2025 could be the year that ASX dividend shares become more attractive investments again. If the RBA's predicted interest rate cuts occur this year, investors may want to switch from bank savings accounts to passive income stocks.
If rate cuts do occur, which sectors could benefit more than the average ASX share? I have some ideas about two ASX dividend shares that I believe could have very good years.
Of course, it's possible that rate cuts may not happen. However, I believe the valuation and growth prospects of both companies are good enough to justify a long-term investment even if RBA rates are held at today's level for the whole year.
Nick Scali Limited (ASX: NCK)
Nick Scali is a large furniture retailer in Australia. It operates both the Nick Scali and Plush businesses and recently bought Fabb Furniture in the United Kingdom.
The ASX dividend share has an impressive dividend record. It grew its payout every year between 2013 to 2023. There was a dividend reduction in the 2024 financial year, but the FY24 payment was larger than the FY21 annual dividend.
If the company repeated the size of its FY24 payout in FY25, the current grossed-up dividend yield would be 6.5%, including franking credits.
While a rate cut could increase people's willingness to buy new furniture, I'm focused on the company's several strategies for boosting profit.
The company can grow the number of Nick Scali and Plush stores in its domestic market, increasing its scale. It can offer more products, sell more items online and be more efficient across the business.
One of the things I'm most excited about is its presence in the UK, which is a much larger market due to its bigger population. Nick Scali could grow its store count in the UK significantly.
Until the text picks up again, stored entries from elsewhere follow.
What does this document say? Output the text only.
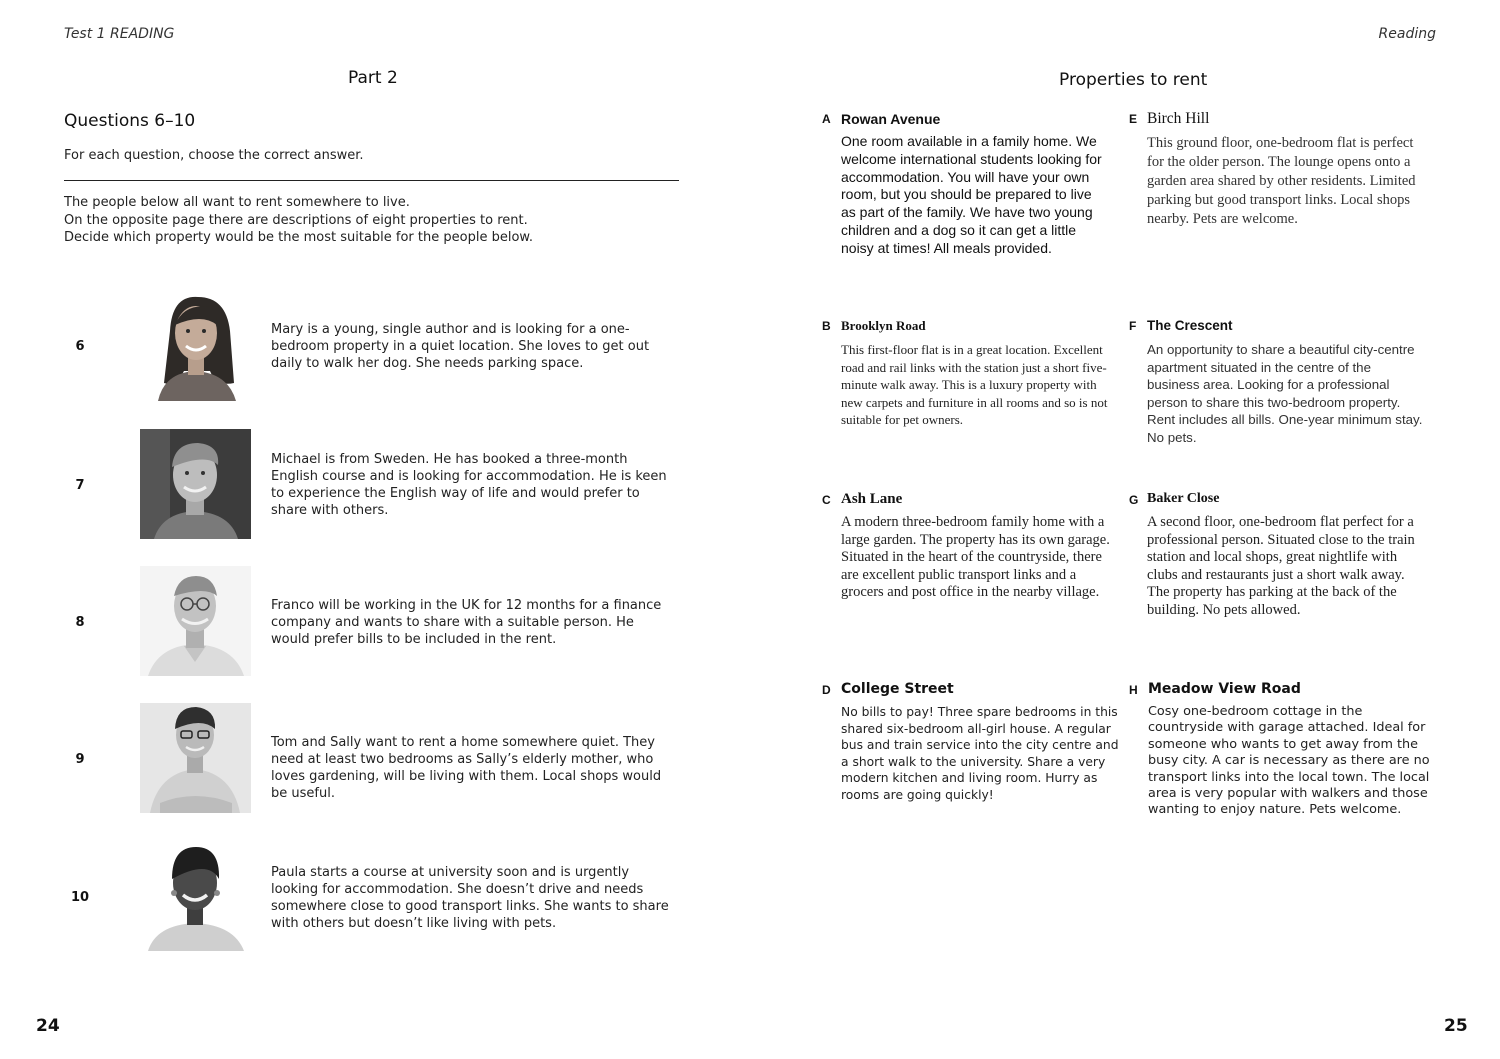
Test 1 READING
Part 2
Questions 6–10
For each question, choose the correct answer.

The people below all want to rent somewhere to live.

On the opposite page there are descriptions of eight properties to rent.

Decide which property would be the most suitable for the people below.

6
Mary is a young, single author and is looking for a one-bedroom property in a quiet location. She loves to get out daily to walk her dog. She needs parking space.
7
Michael is from Sweden. He has booked a three-month English course and is looking for accommodation. He is keen to experience the English way of life and would prefer to share with others.
8
Franco will be working in the UK for 12 months for a finance company and wants to share with a suitable person. He would prefer bills to be included in the rent.
9
Tom and Sally want to rent a home somewhere quiet. They need at least two bedrooms as Sally’s elderly mother, who loves gardening, will be living with them. Local shops would be useful.
10
Paula starts a course at university soon and is urgently looking for accommodation. She doesn’t drive and needs somewhere close to good transport links. She wants to share with others but doesn’t like living with pets.
24
Reading
Properties to rent
A Rowan Avenue

One room available in a family home. We welcome international students looking for accommodation. You will have your own room, but you should be prepared to live as part of the family. We have two young children and a dog so it can get a little noisy at times! All meals provided.

B Brooklyn Road

This first-floor flat is in a great location. Excellent road and rail links with the station just a short five-minute walk away. This is a luxury property with new carpets and furniture in all rooms and so is not suitable for pet owners.

C Ash Lane

A modern three-bedroom family home with a large garden. The property has its own garage. Situated in the heart of the countryside, there are excellent public transport links and a grocers and post office in the nearby village.

D College Street

No bills to pay! Three spare bedrooms in this shared six-bedroom all-girl house. A regular bus and train service into the city centre and a short walk to the university. Share a very modern kitchen and living room. Hurry as rooms are going quickly!

E Birch Hill

This ground floor, one-bedroom flat is perfect for the older person. The lounge opens onto a garden area shared by other residents. Limited parking but good transport links. Local shops nearby. Pets are welcome.

F The Crescent

An opportunity to share a beautiful city-centre apartment situated in the centre of the business area. Looking for a professional person to share this two-bedroom property. Rent includes all bills. One-year minimum stay. No pets.

G Baker Close

A second floor, one-bedroom flat perfect for a professional person. Situated close to the train station and local shops, great nightlife with clubs and restaurants just a short walk away. The property has parking at the back of the building. No pets allowed.

H Meadow View Road

Cosy one-bedroom cottage in the countryside with garage attached. Ideal for someone who wants to get away from the busy city. A car is necessary as there are no transport links into the local town. The local area is very popular with walkers and those wanting to enjoy nature. Pets welcome.

25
GQG Partners Inc (ASX: GQG)
GQG is a fund manager based in the United States that is expanding globally to places like the UK, Canada, and Australia. It offers strategies such as US shares, global shares, international shares, emerging market shares, and dividend shares.
The business has done an exceptional job of growing funds under management (FUM) to where it is today, thanks to its funds' investment performance and its ability to attract new FUM.
I like the way the fund manager invests, so it's not surprising that the business added approximately US$116 billion of FUM between December 2019 and November 2024.
The ASX dividend share has committed to a dividend payout ratio of 90% of distributable earnings, allowing the business to give investors a large dividend yield while still keeping some profit to enhance the balance sheet or invest in the business.
The Commsec projection suggests the GQG FY25 dividend yield could be 10.5%, which is a huge yield.